Home range and distribution. Because of the nutritional requirements of wolverines, the nature of their habitats and the general scarcity of food, they typically have large home ranges, ranging anywhere from 60 square miles to 1000 square miles or more, with male home ranges being much larger than female home ranges. For comparison, the High Uinta Wilderness is 714 square miles. When dispersing, young independent wolverines may travel hundreds of miles as they explore for a place to live and to find a mate. A juvenile male wolverine (M56) was trapped and collared in Grand Teton National Park in 2008 and subsequently traveled down the Wind River Range and across the Red Desert of southern Wyoming into Colorado. He stayed in Colorado for about three years, then disappeared. In 2016 he was shot by a rancher in North Dakota. While Utah is toward the southern extent of their range and doesn’t have a lot of prime wolverine habitat, the Bear River Mountains, Wasatch Mountains, and Uinta Mountains of northern Utah contain good wolverine habitat—enough to at least support dispersing wolverines as they travel between the southern Rockies of Colorado and the northern Rockies of Wyoming and beyond. One of the few literate trappers of his era, Osborne Russell, in his book Journal of a Trapper, recounts a disconcerting incident with a wolverine that “stole” a mountain sheep he had shot in the mountains near the mouth of Weber Canyon in February of 1841. That was prior to pioneer settlement. What was believed to be the last wolverine in Utah was shot near Dinosaur National Monument 138 years later in 1979. However, in 2014 a wolverine was photographed at a bait station high on Elizabeth Ridge on the north slope of the Uinta Mountains in 2014. (Elizabeth Ridge divides the Green-Colorado River watershed from the Bear River watershed.) It must have come from the north, since there are currently no known resident wolverines in Utah or Colorado. In July of 2016, another wolverine, a young female, was found dead on the side of a road at the eastern foot of the Bear River Mountains. These incidents are clear proof of the importance of the Bear River Mountain-Uinta Mountain linkage for wolverine conservation in the Rocky Mountains.

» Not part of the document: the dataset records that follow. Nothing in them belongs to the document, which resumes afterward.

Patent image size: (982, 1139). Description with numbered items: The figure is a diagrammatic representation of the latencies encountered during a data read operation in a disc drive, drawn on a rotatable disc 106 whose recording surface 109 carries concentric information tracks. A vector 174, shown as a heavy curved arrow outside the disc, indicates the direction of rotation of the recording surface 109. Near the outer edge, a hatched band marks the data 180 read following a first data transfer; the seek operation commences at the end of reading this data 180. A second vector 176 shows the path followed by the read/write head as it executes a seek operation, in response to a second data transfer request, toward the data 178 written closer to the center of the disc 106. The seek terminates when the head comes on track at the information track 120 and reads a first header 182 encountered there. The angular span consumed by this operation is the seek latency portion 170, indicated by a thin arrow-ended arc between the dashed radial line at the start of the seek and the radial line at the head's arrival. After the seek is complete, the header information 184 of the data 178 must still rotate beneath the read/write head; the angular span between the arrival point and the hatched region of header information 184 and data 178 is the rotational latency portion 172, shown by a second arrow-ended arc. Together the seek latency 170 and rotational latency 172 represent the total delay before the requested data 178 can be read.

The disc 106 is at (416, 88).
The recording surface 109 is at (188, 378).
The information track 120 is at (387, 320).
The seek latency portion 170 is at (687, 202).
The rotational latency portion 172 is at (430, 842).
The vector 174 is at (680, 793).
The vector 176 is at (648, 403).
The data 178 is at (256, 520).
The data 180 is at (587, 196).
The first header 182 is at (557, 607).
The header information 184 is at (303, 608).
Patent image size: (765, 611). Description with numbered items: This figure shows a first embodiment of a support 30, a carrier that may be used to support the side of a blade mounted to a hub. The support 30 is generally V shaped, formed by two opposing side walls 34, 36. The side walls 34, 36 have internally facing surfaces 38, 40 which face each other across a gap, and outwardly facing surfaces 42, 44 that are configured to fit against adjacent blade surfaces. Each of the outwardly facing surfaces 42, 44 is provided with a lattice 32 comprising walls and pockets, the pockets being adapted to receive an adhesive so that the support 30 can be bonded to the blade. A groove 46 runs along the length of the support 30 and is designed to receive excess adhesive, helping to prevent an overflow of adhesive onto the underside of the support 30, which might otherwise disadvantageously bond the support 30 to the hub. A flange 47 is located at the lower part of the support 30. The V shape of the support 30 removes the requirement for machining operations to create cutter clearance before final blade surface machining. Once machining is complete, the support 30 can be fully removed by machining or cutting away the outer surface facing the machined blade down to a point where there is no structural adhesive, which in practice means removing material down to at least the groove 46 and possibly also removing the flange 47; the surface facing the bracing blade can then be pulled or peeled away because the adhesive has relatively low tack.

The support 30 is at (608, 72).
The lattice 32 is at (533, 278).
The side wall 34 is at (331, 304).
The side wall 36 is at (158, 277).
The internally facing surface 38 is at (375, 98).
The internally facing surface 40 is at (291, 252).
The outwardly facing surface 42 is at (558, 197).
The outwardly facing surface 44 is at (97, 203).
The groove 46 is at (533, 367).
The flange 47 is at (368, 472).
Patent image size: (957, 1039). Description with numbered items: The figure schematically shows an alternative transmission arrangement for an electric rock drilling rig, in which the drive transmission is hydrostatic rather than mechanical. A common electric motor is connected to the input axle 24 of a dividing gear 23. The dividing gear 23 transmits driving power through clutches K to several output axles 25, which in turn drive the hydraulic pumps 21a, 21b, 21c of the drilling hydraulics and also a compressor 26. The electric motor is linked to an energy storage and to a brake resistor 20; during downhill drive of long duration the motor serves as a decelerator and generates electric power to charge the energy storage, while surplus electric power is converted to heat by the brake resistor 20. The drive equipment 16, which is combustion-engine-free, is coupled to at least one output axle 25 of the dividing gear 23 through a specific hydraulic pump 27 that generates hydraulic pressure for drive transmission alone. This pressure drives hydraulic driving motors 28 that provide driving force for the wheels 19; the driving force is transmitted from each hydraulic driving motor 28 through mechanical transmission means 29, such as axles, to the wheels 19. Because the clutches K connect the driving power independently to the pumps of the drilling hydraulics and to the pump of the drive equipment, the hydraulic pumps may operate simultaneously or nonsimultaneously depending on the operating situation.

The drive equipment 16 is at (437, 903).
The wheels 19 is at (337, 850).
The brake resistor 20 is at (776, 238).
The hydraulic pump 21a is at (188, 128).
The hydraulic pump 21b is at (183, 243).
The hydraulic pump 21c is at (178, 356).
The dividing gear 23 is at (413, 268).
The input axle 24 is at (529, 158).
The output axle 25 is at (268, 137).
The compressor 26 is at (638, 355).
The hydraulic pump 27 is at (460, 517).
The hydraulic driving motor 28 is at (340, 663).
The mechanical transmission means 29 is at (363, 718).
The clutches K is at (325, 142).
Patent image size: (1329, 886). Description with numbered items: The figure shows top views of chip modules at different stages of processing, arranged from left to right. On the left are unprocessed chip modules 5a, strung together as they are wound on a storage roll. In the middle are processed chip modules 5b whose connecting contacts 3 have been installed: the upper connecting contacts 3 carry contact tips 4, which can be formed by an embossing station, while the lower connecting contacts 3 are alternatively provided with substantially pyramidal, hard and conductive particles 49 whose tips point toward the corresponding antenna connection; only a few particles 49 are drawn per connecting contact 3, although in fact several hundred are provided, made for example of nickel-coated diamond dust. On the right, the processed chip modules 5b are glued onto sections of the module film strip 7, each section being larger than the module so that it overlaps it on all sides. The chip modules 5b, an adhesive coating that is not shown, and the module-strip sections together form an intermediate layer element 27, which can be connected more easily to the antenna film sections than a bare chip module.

Conservation. There are estimated to be only about 100 wolverines in the contiguous 48 states, yet in recent years the population seems to have been expanding into parts of its range where it had been extirpated by traps and poisons decades ago. In addition to the examples cited above, recently wolverines have been documented in the Lake Tahoe area and on Mount Rainier. Because of this, as of October 8, 2020, the U.S. Fish and Wildlife Service has determined that the wolverine population in the 48 contiguous states is stable and has withdrawn its previous threatened species listing proposal. Despite this, wolverine recovery and conservation in the United States outside Alaska face multiple threats: climate change, habitat fragmentation, decline in bighorn sheep abundance, and trapping.